AP Photo/Lisa Marie Pane

When Judge Bret Kavanaugh was confirmed as a Supreme Court Justice, there was hope that gun cases would appear before the court with increased regularity. Admittedly, many felt the same way after Judge Neal Gorsuch was confirmed.

So far, we have gotten at least one gun case set for a date with the Supreme Court. That’s great. Others, not so much.

For example, the Supreme Court just rejected one challenge that would have had it determine the constitutionality of the National Firearms Act.

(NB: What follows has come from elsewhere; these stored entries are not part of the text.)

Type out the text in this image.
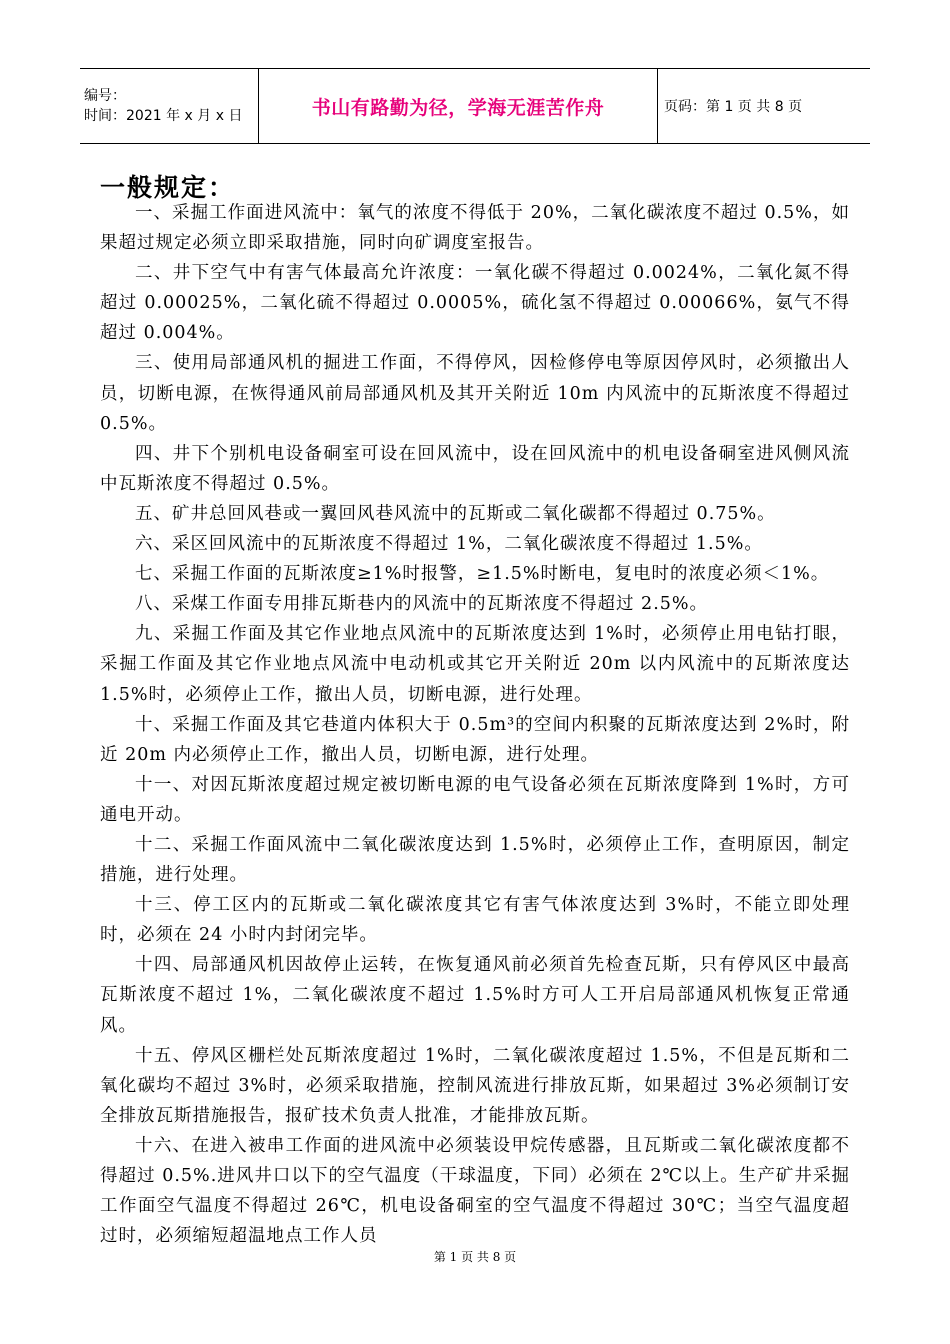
编号：
时间：2021 年 x 月 x 日	书山有路勤为径，学海无涯苦作舟	页码：第 1 页 共 8 页
一般规定：

一、采掘工作面进风流中：氧气的浓度不得低于 20%，二氧化碳浓度不超过 0.5%，如果超过规定必须立即采取措施，同时向矿调度室报告。

二、井下空气中有害气体最高允许浓度：一氧化碳不得超过 0.0024%，二氧化氮不得超过 0.00025%，二氧化硫不得超过 0.0005%，硫化氢不得超过 0.00066%，氨气不得超过 0.004%。

三、使用局部通风机的掘进工作面，不得停风，因检修停电等原因停风时，必须撤出人员，切断电源，在恢得通风前局部通风机及其开关附近 10m 内风流中的瓦斯浓度不得超过 0.5%。

四、井下个别机电设备硐室可设在回风流中，设在回风流中的机电设备硐室进风侧风流中瓦斯浓度不得超过 0.5%。

五、矿井总回风巷或一翼回风巷风流中的瓦斯或二氧化碳都不得超过 0.75%。

六、采区回风流中的瓦斯浓度不得超过 1%，二氧化碳浓度不得超过 1.5%。

七、采掘工作面的瓦斯浓度≥1%时报警，≥1.5%时断电，复电时的浓度必须＜1%。

八、采煤工作面专用排瓦斯巷内的风流中的瓦斯浓度不得超过 2.5%。

九、采掘工作面及其它作业地点风流中的瓦斯浓度达到 1%时，必须停止用电钻打眼，采掘工作面及其它作业地点风流中电动机或其它开关附近 20m 以内风流中的瓦斯浓度达 1.5%时，必须停止工作，撤出人员，切断电源，进行处理。

十、采掘工作面及其它巷道内体积大于 0.5m³的空间内积聚的瓦斯浓度达到 2%时，附近 20m 内必须停止工作，撤出人员，切断电源，进行处理。

十一、对因瓦斯浓度超过规定被切断电源的电气设备必须在瓦斯浓度降到 1%时，方可通电开动。

十二、采掘工作面风流中二氧化碳浓度达到 1.5%时，必须停止工作，查明原因，制定措施，进行处理。

十三、停工区内的瓦斯或二氧化碳浓度其它有害气体浓度达到 3%时，不能立即处理时，必须在 24 小时内封闭完毕。

十四、局部通风机因故停止运转，在恢复通风前必须首先检查瓦斯，只有停风区中最高瓦斯浓度不超过 1%，二氧化碳浓度不超过 1.5%时方可人工开启局部通风机恢复正常通风。

十五、停风区栅栏处瓦斯浓度超过 1%时，二氧化碳浓度超过 1.5%，不但是瓦斯和二氧化碳均不超过 3%时，必须采取措施，控制风流进行排放瓦斯，如果超过 3%必须制订安全排放瓦斯措施报告，报矿技术负责人批准，才能排放瓦斯。

十六、在进入被串工作面的进风流中必须装设甲烷传感器，且瓦斯或二氧化碳浓度都不得超过 0.5%.进风井口以下的空气温度（干球温度，下同）必须在 2℃以上。生产矿井采掘工作面空气温度不得超过 26℃，机电设备硐室的空气温度不得超过 30℃；当空气温度超过时，必须缩短超温地点工作人员

第 1 页 共 8 页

The Supreme Court rejected a challenge to federal regulation of gun silencers Monday, just days after a gunman used one in a shooting rampage that killed 12 people in Virginia.

The justices did not comment in turning away appeals from two Kansas men who were convicted of violating federal law regulating silencers. The men argued that the constitutional right “to keep and bear arms” includes silencers.

In the silencer cases, Kansas and seven other states joined in a court filing urging justices to hear the appeals. The states said the court should affirm that the Second Amendment protects “silencers and other firearms accessories.” The other states are: Arkansas, Idaho, Louisiana, Montana, South Carolina, Texas and Utah.

President Trump’s administration asked the court to stay out of the case and leave the convictions in place.

It’s too bad that the Court decided not to hear the case. I’ve always felt that there’s no way machine guns or suppressors should be so tightly regulated, especially due to the militia clause of the Second Amendment. The Founding Fathers made it clear that they wanted the people to be armed in such a way as to repel an invasion or even to overthrow a tyrannical ruler. In this day and age, that calls for things like suppressors and select-fire weapons which are considered machine guns under the National Firearms Act.

Had the Court heard the case, I doubt it’d interpret it quite as liberally as I do, but a guy can dream.

As things stand, the Court will do nothing. The law will stand, and we now have to fend off an attack on suppressors–among the most tightly controlled devices available for a firearm. Nevermind the hundreds of thousands of them that have been used responsibly and lawfully for years. Nope, anti-gunners want to ban the damn things anyway.

A Supreme Court ruling that found suppressors and machine guns covered under the Second Amendment, however, would have shortcircuited the arguments, thus protecting suppressors not just from today’s lawmakers to at least some degree, but also future legislators who would infringe on our sacred and protected right to keep and bear arms.

Unfortunately, that’s not going to happen. Instead, we’ll be stuck with this unjust and unconstitutional infringement on our liberties and our means of defending our homes from all enemies, foreign and domestic.

Worse, we’ll still be trying to keep our AR-15s and similar rifles instead of rejoicing that we get full-auto capable guns without jumping through the NFA hoops.